Holger Lubotzki writes: Re. “Fond recall of Van de Velde’s Carnoustie carnage” (yesterday, item 21). Who on earth is Charles Happell? The resident Crikey golfing version of Peter Faris? Van de Velde was not at all unlucky to lose the British Open at Carnoustie in 1999 — he was just stupid! To be kind, maybe he had a temporary relapse to his childhood golfing mindset, but he could have, and should have, won the Open that day. The photographs of Claude standing barefoot in Barry’s burn are proof of his stupidity. Rather than being unlucky, Van de Velde was very lucky indeed that his tee shot on the 18th did not end up in Barry’s Burn from the outset, instead finishing up on the opposite sloping bank of the burn. What he did next cost him the British Open. With the ball well above his feet and held up in deep rough, he opted to play a 4-iron (not a 2-iron as claimed by Happell – is that a chance for today’s “pedant”?) for the green and we all know what happened next. Van de Velde should have taken a pitching wedge back to the 18th fairway, another wedge to the green, and then two putted for an “easy” victory. Nobody knows why he didn’t do that, and he probably doesn’t know himself. Perhaps he wanted to win at Carnoustie with flair and colour, rather than in some kind of beige and dowdy fashion? An Australian professional golfer I know well blames Van de Velde’s caddy entirely. He says that once asked for the 4 iron the caddy should have replied “the 4 iron is broken”. If Claude then asked “what?” the caddy should have pulled out the 4-iron, snapped it over his knee and said, “See? It’s broken”. Ditto for the 5-iron, 6-iron, et al until the only clubs left in the bag were Claude’s wedges and his putter. He has a point. With only a wedge to choose from for his second shot van de Velde would now have his name engraved on a very special piece of silver. As for Charles Happell, well, if he can’t get excited about the British Open being played at Carnoustie, one of he game’s truly great courses, then perhaps Crikey would do well to find themselves a less dowdy golfing correspondent?

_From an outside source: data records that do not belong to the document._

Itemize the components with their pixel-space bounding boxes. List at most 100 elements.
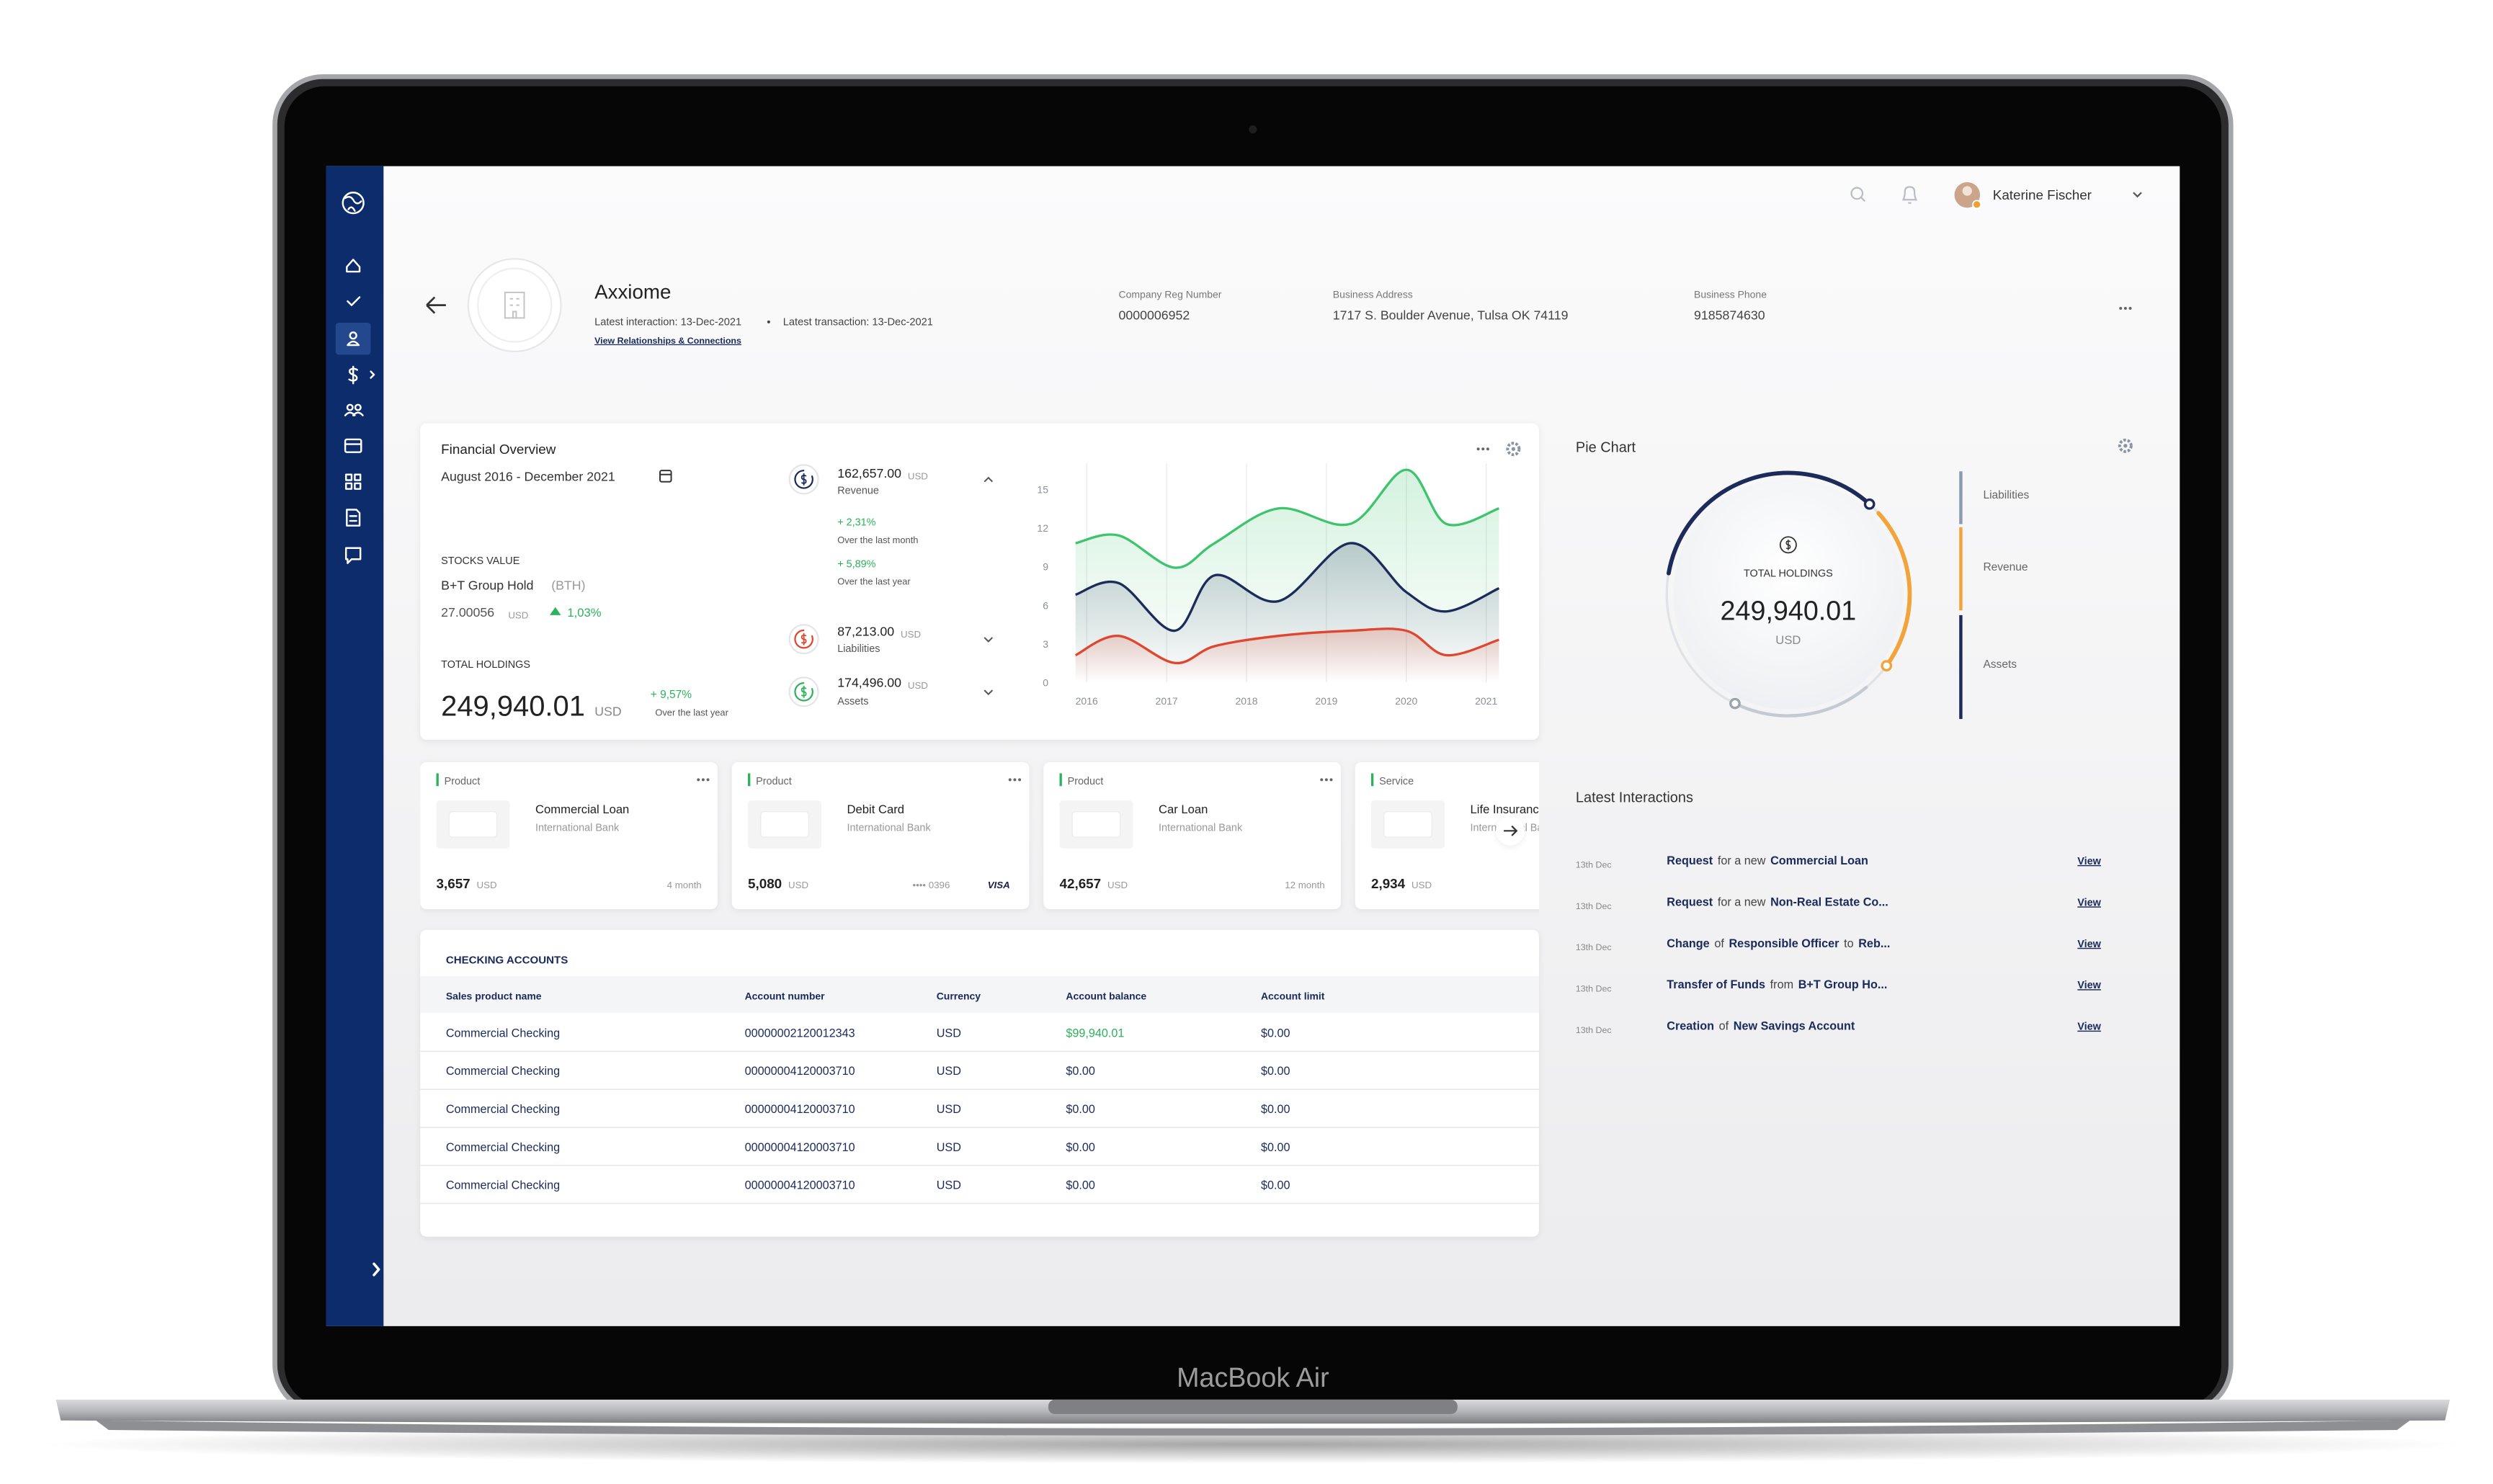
expand-sidebar[interactable] <box>373 1262 380 1277</box>
stock-name: B+T Group Hold <box>441 578 533 592</box>
back-button[interactable] <box>426 296 446 314</box>
more-menu[interactable] <box>1476 447 1489 451</box>
user-menu-chevron[interactable] <box>2133 192 2142 198</box>
more-menu[interactable] <box>697 778 710 782</box>
legend-label: Revenue <box>1983 561 2028 573</box>
product-image-card <box>1071 811 1121 838</box>
grid-icon-b <box>354 473 362 481</box>
product-card[interactable]: Product Commercial Loan International Bank… <box>420 761 718 909</box>
y-tick-label: 6 <box>1043 599 1048 611</box>
metric-change-note: Over the last month <box>837 535 918 545</box>
interaction-part: New Savings Account <box>1734 1020 1855 1033</box>
next-arrow <box>1504 825 1518 836</box>
field-value: 1717 S. Boulder Avenue, Tulsa OK 74119 <box>1333 308 1569 323</box>
stock-currency: USD <box>508 609 528 620</box>
card-icon[interactable] <box>344 438 362 453</box>
legend-label: Assets <box>1983 658 2017 671</box>
interaction-part: B+T Group Ho... <box>1798 978 1888 991</box>
gear-outer <box>2118 438 2133 453</box>
table-cell: $0.00 <box>1261 1065 1290 1078</box>
dot <box>1018 778 1022 782</box>
series-line <box>1075 542 1500 633</box>
document-icon[interactable] <box>346 509 361 527</box>
donut-handle <box>1881 660 1893 672</box>
products-next[interactable] <box>1495 816 1525 846</box>
metric-toggle[interactable] <box>984 689 994 696</box>
user-icon[interactable] <box>349 331 357 340</box>
metric-currency: USD <box>908 680 928 691</box>
company-logo <box>477 267 553 343</box>
donut-center-label: TOTAL HOLDINGS <box>1744 568 1833 580</box>
interaction-link[interactable]: View <box>2077 939 2101 950</box>
notifications-icon[interactable] <box>1901 186 1918 204</box>
interaction-link[interactable]: View <box>2077 856 2101 867</box>
metric-icon-inner <box>794 470 813 489</box>
table-cell: $0.00 <box>1066 1065 1095 1078</box>
finance-icon[interactable] <box>348 365 358 385</box>
dot <box>2119 307 2123 310</box>
product-amount: 2,934 <box>1371 876 1406 891</box>
more-menu[interactable] <box>1320 778 1333 782</box>
group-icon-bodies <box>344 411 364 416</box>
settings-icon[interactable] <box>2118 438 2133 453</box>
interaction-text: Creation of New Savings Account <box>1667 1020 1855 1033</box>
group-icon[interactable] <box>346 403 354 411</box>
table-cell: Commercial Checking <box>446 1103 560 1116</box>
metric-change-note: Over the last year <box>837 576 911 587</box>
header-more[interactable] <box>2119 307 2132 310</box>
card-background <box>1043 761 1341 909</box>
dot <box>701 778 705 782</box>
metric-toggle[interactable] <box>984 476 994 483</box>
chat-icon[interactable] <box>344 547 362 565</box>
product-card[interactable]: Product Debit Card International Bank 5,080… <box>731 761 1030 909</box>
field-value: 0000006952 <box>1119 308 1190 323</box>
product-image-card <box>760 811 809 838</box>
y-tick-label: 0 <box>1043 677 1048 689</box>
screen: Financial Overview August 2016 - December… <box>326 166 2180 1326</box>
dot <box>697 778 700 782</box>
company-name: Axxiome <box>594 281 671 303</box>
top-bar <box>1850 182 2142 210</box>
product-kind: Product <box>756 776 792 787</box>
grid-icon[interactable] <box>344 473 353 481</box>
settings-icon[interactable] <box>1506 442 1521 457</box>
search-icon[interactable] <box>1850 187 1864 200</box>
product-image-card <box>1383 811 1432 838</box>
metric-icon-glyph <box>800 685 807 698</box>
interaction-part: of <box>1719 1020 1729 1033</box>
separator-dot <box>767 320 770 323</box>
interaction-date: 13th Dec <box>1576 942 1612 952</box>
x-tick-label: 2016 <box>1076 695 1098 707</box>
interaction-part: Transfer of Funds <box>1667 978 1765 991</box>
interaction-link[interactable]: View <box>2077 897 2101 908</box>
metric-icon-inner <box>794 682 813 702</box>
home-icon[interactable] <box>346 259 361 273</box>
donut-handle <box>1729 697 1741 710</box>
dot <box>1329 778 1333 782</box>
interaction-link[interactable]: View <box>2077 1022 2101 1033</box>
laptop-base-lip <box>96 1420 2410 1436</box>
series-line <box>1074 627 1499 664</box>
metric-toggle[interactable] <box>984 637 994 643</box>
interaction-link[interactable]: View <box>2077 980 2101 991</box>
tasks-icon[interactable] <box>347 296 361 306</box>
product-term: 12 month <box>1285 880 1324 890</box>
latest-interaction: Latest interaction: 13-Dec-2021 <box>594 316 741 328</box>
interaction-date: 13th Dec <box>1576 1025 1612 1035</box>
product-amount: 5,080 <box>748 876 782 891</box>
currency-icon-glyph <box>1785 540 1791 550</box>
more-menu[interactable] <box>1008 778 1022 782</box>
financial-overview-card: Financial Overview August 2016 - December… <box>420 423 1539 740</box>
legend-label: Liabilities <box>1983 489 2029 501</box>
x-tick-label: 2018 <box>1235 695 1257 707</box>
calendar-icon[interactable] <box>659 470 672 483</box>
metric-label: Revenue <box>837 485 879 496</box>
kind-marker <box>1059 773 1062 787</box>
relationships-link[interactable]: View Relationships & Connections <box>594 336 741 346</box>
product-card[interactable]: Product Car Loan International Bank 42,657 U… <box>1043 761 1341 909</box>
product-currency: USD <box>477 880 497 890</box>
interaction-part: Reb... <box>1858 937 1890 950</box>
table-cell: $0.00 <box>1261 1027 1290 1040</box>
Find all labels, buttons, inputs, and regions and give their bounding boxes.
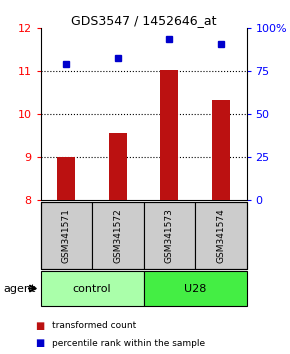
Text: GSM341574: GSM341574 (216, 208, 225, 263)
Bar (57, 157, 75, 200)
Bar (144, 202, 195, 269)
Bar (41, 202, 92, 269)
Bar (195, 202, 246, 269)
Bar (109, 133, 127, 200)
Text: ■: ■ (35, 321, 44, 331)
Text: transformed count: transformed count (52, 321, 137, 330)
Text: percentile rank within the sample: percentile rank within the sample (52, 339, 205, 348)
Text: GSM341573: GSM341573 (165, 208, 174, 263)
Text: GSM341572: GSM341572 (113, 208, 122, 263)
Text: control: control (73, 284, 111, 293)
Bar (92, 202, 144, 269)
Text: agent: agent (3, 284, 35, 293)
Bar (212, 101, 230, 200)
Text: ■: ■ (35, 338, 44, 348)
Text: GSM341571: GSM341571 (62, 208, 71, 263)
Text: U28: U28 (184, 284, 206, 293)
Bar (160, 70, 178, 200)
Title: GDS3547 / 1452646_at: GDS3547 / 1452646_at (71, 14, 216, 27)
Bar (144, 271, 246, 306)
Bar (41, 271, 144, 306)
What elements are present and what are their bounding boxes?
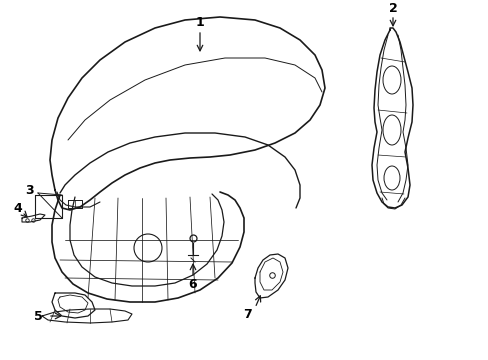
Text: 2: 2 bbox=[388, 1, 397, 14]
Text: 5: 5 bbox=[34, 310, 42, 323]
Text: 3: 3 bbox=[26, 184, 34, 197]
Text: 1: 1 bbox=[195, 15, 204, 28]
Text: 6: 6 bbox=[188, 279, 197, 292]
Text: 7: 7 bbox=[243, 309, 252, 321]
Text: 4: 4 bbox=[14, 202, 22, 215]
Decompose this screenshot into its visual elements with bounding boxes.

David Frazer writes: I have the good luck to know and play a semi regular round of golf with Mike Clayton, pro golfer, sometime correspondent for The Age and (almost) renowned golf course architect. We have discussed Van de Velde’s calamity on occasion and Mike will not hear a bad word against him. Apparently, the approach shot into 18 struck a rail less than 2cm in diameter, completely flush, such that the ball ricocheted fully 40m straight back in the direction from which it came, over a creek and virtually unplayable in the rough. Half a cm higher or lower and Van de Velde takes a free drop right next to the green. According to Clayton, it was a deliberate attempt to exploit the presence of the grandstand and the free drop hitting into it provided. Clayton claims this was the smartest play possible to virtually eliminate any score higher than a bogey. The risk of getting a horrid lie left of the green with deep bunkers in play was the alternative. Clayton even thinks the idea of playing out of the creek wasn’t stupid, and if the final group had of arrived at the 18th half hour earlier this shot would have been on — as it was the tide was coming in! Bottom line, no choke, and as Craig Parry says, the most unlucky major event loser since Bob Tway v G Norman. It irks me that people, although to be fair not your correspondent, like to poke fun at Van de Velde when it seems this really isn’t warranted.